Telehouse Green: Data Centers’ Natural-Born Cooler
September 9, 2016How the Adiabatic Process Enhances Energy Efficiency and Sustainability
Every time you watch Drake’s latest music video on YouTube, Google stats for your fantasy football team, or send a message through company email, a data center – whether located in Chicago or Dublin – expends electricity. It takes an enormous amount of electricity to power and cool a data center. Worldwide, these facilities consume roughly 30 billion watts of electricity. To put that figure in perspective, that’s the equivalent output of 30 nuclear power plants – enough to power all of the households in Italy, a country with a population of nearly 60 million people.
Accounting for one-tenth of the world’s electricity usage, the digital economy is leaving an exceedingly large energy footprint on the environment, as well as an increasingly gaping hole in the pockets of data center owners and operators. Eighty-two percent of overall data center infrastructure cost is spent on power distribution and cooling.
Scandinavia’s Data Center Express
One way to increase the energy efficiency of a data center is the decision of where to build it. Facebook recently launched a new data center in Lulea, a town in a remote corner of northern Sweden, to help reduce costs associated with cooling. Given Lulea’s naturally low year-round temperatures, this facility requires 70 percent less mechanical cooling capacity than the average data center. Across the border in Finland, Google operates a similar facility in the town of Hamina, using wind power and frigid water from the Gulf of Finland to cool its computers. In Norway, underground tunnels linking data halls in the Green Mountain Data Center use the chilly waters from a nearby fjord to support its cooling system.

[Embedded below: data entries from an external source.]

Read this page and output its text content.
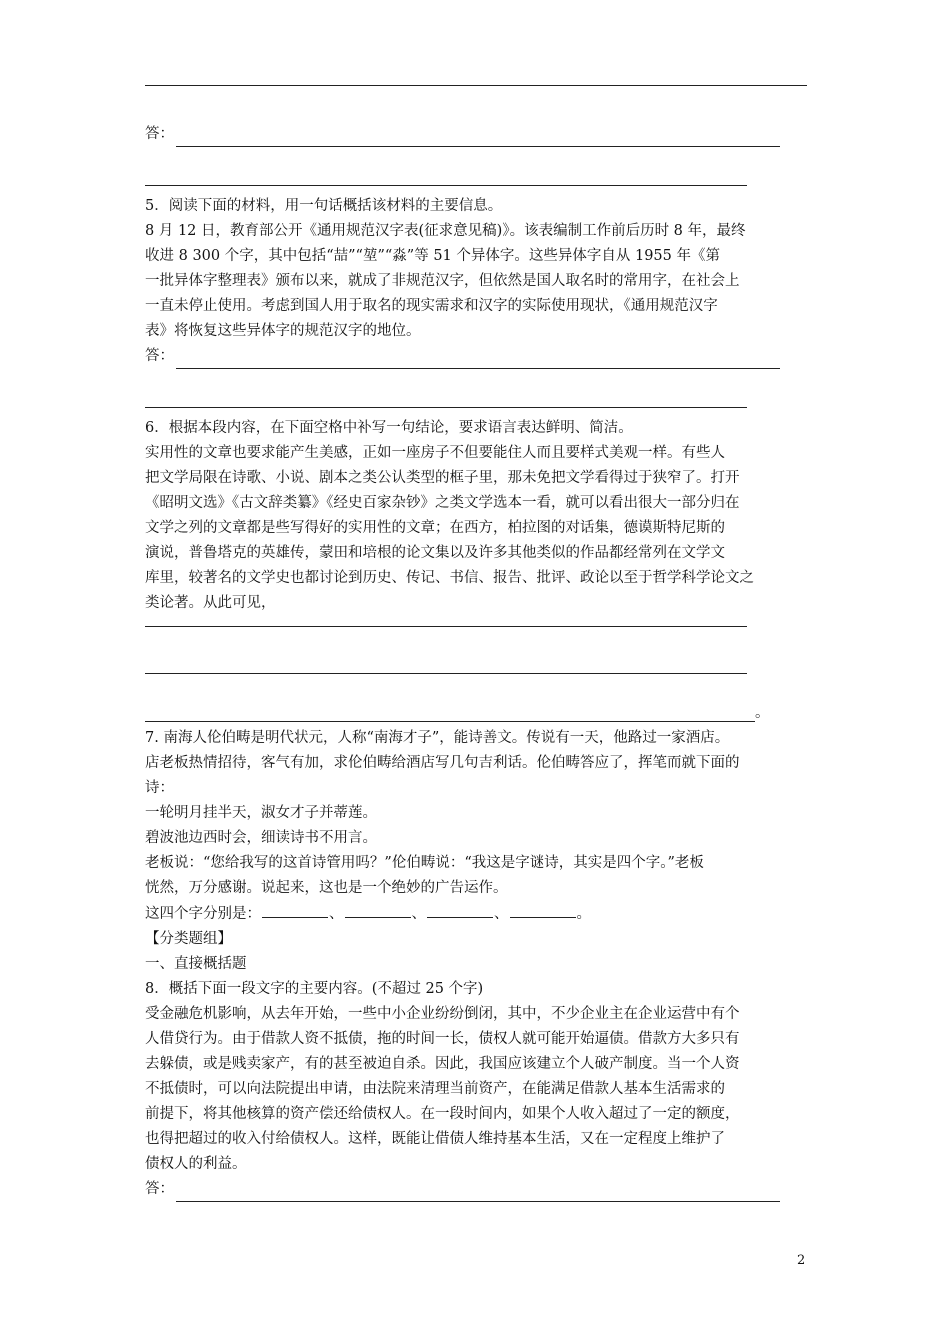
答：

5．阅读下面的材料，用一句话概括该材料的主要信息。

8 月 12 日，教育部公开《通用规范汉字表(征求意见稿)》。该表编制工作前后历时 8 年，最终

收进 8 300 个字，其中包括“喆”“堃”“淼”等 51 个异体字。这些异体字自从 1955 年《第

一批异体字整理表》颁布以来，就成了非规范汉字，但依然是国人取名时的常用字，在社会上

一直未停止使用。考虑到国人用于取名的现实需求和汉字的实际使用现状，《通用规范汉字

表》将恢复这些异体字的规范汉字的地位。

答：

6．根据本段内容，在下面空格中补写一句结论，要求语言表达鲜明、简洁。

实用性的文章也要求能产生美感，正如一座房子不但要能住人而且要样式美观一样。有些人

把文学局限在诗歌、小说、剧本之类公认类型的框子里，那未免把文学看得过于狭窄了。打开

《昭明文选》《古文辞类纂》《经史百家杂钞》之类文学选本一看，就可以看出很大一部分归在

文学之列的文章都是些写得好的实用性的文章；在西方，柏拉图的对话集，德谟斯特尼斯的

演说，普鲁塔克的英雄传，蒙田和培根的论文集以及许多其他类似的作品都经常列在文学文

库里，较著名的文学史也都讨论到历史、传记、书信、报告、批评、政论以至于哲学科学论文之

类论著。从此可见，

。

7. 南海人伦伯畴是明代状元，人称“南海才子”，能诗善文。传说有一天，他路过一家酒店。

店老板热情招待，客气有加，求伦伯畴给酒店写几句吉利话。伦伯畴答应了，挥笔而就下面的

诗：

一轮明月挂半天，淑女才子并蒂莲。

碧波池边西时会，细读诗书不用言。

老板说：“您给我写的这首诗管用吗？”伦伯畴说：“我这是字谜诗，其实是四个字。”老板

恍然，万分感谢。说起来，这也是一个绝妙的广告运作。

这四个字分别是：	、	、	、	。

【分类题组】

一、直接概括题

8．概括下面一段文字的主要内容。(不超过 25 个字)

受金融危机影响，从去年开始，一些中小企业纷纷倒闭，其中，不少企业主在企业运营中有个

人借贷行为。由于借款人资不抵债，拖的时间一长，债权人就可能开始逼债。借款方大多只有

去躲债，或是贱卖家产，有的甚至被迫自杀。因此，我国应该建立个人破产制度。当一个人资

不抵债时，可以向法院提出申请，由法院来清理当前资产，在能满足借款人基本生活需求的

前提下，将其他核算的资产偿还给债权人。在一段时间内，如果个人收入超过了一定的额度，

也得把超过的收入付给债权人。这样，既能让借债人维持基本生活，又在一定程度上维护了

债权人的利益。

答：
2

However, what if your data center isn’t located in Scandinavia, but in Dubai or Phoenix, where summertime temps can rise to well over 100 degrees Fahrenheit? Ideally, data centers try to keep server room temperatures at 72 degrees with a 48 percent humidity level. Hot climates pose a particularly difficult challenge to cooling data centers, significantly impacting operational expenditures and making them more prone to expensive outages.
Cool, But Thirsty
Fortunately, emerging cooling technologies are making it possible to increase the energy efficiency of data centers, resulting in lower PUE and reduced OpEx. Many data center operators are turning to direct liquid cooling techniques to keep their facilities at an ideal temperature. Unfortunately, these practices often employ the irresponsible overuse of clean water, requiring extensive fluid disposal and ongoing water treatment. In developed countries, data centers contribute to industry’s consumption of 45 percent of all available clean water, leaving many facility operators thirsty for a more sustainable solution. There is a better way.
From Mountaintop to Infrastructure
Utilizing natural evaporative processes, indirect adiabatic cooling technology is not only environmentally friendly, but is beneficial to the data center owner-operator’s bottom line. According to adiabatic cooling principles, when a mass of air rises — as it does when it moves upslope against a mountain range — it encounters decreasing atmospheric pressure with increasing elevation. The air mass expands until it reaches pressure equilibrium with the external environment. This expansion results in a cooling of the air mass.
In data centers in both hot and temperate climates, adiabatic processes enable free cooling methods, which use freely available natural phenomena to regulate temperature. The principle of adiabatic cooling has been harnessed to develop cooling units that can save industry millions of liters of water. As compared to traditional cooling systems, adiabatic units can also save more than 40 percent electricity. While that’s extraordinary in itself, what makes this technology even more desirable is its ability to do reduce energy expenditures while minimizing environmental impact.
Green is the New Black
Telehouse North Two data center, located at the company’s iconic Docklands campus in London, features the world’s first multi-story adiabatic cooling system. The facility’s cooling system addresses the restrictions driven by load fluctuations and delivers an industry-leading PUE of 1.16 in an N+2 configuration into hot aisle containment. The use of this advanced cooling technology positions Telehouse North Two as one of the greenest data centers in the world.
Telehouse’s sustainability initiatives aren’t limited to its North Two data center. Telehouse New York Teleport has also made green technology investments with new upgrades to its Chiller and UPS systems, expanding the facility’s cooling capacity by 50 percent and allowing for increased energy efficiency and greater scalability for its customers. These two projects, completed in 2016, support infrastructure reliability and stability for this U.S. purpose-built data center, with dual power residing just 17 miles out of Manhattan.
So, whether you’re binge-watching the latest can’t-miss Netflix series on your smart TV or downloading that 7.5 MB PowerPoint for tomorrow’s client presentation, as more data centers transition to adiabatic cooling systems, take comfort knowing that at least some of your personal and professional digital life is supported by green, sustainable technology.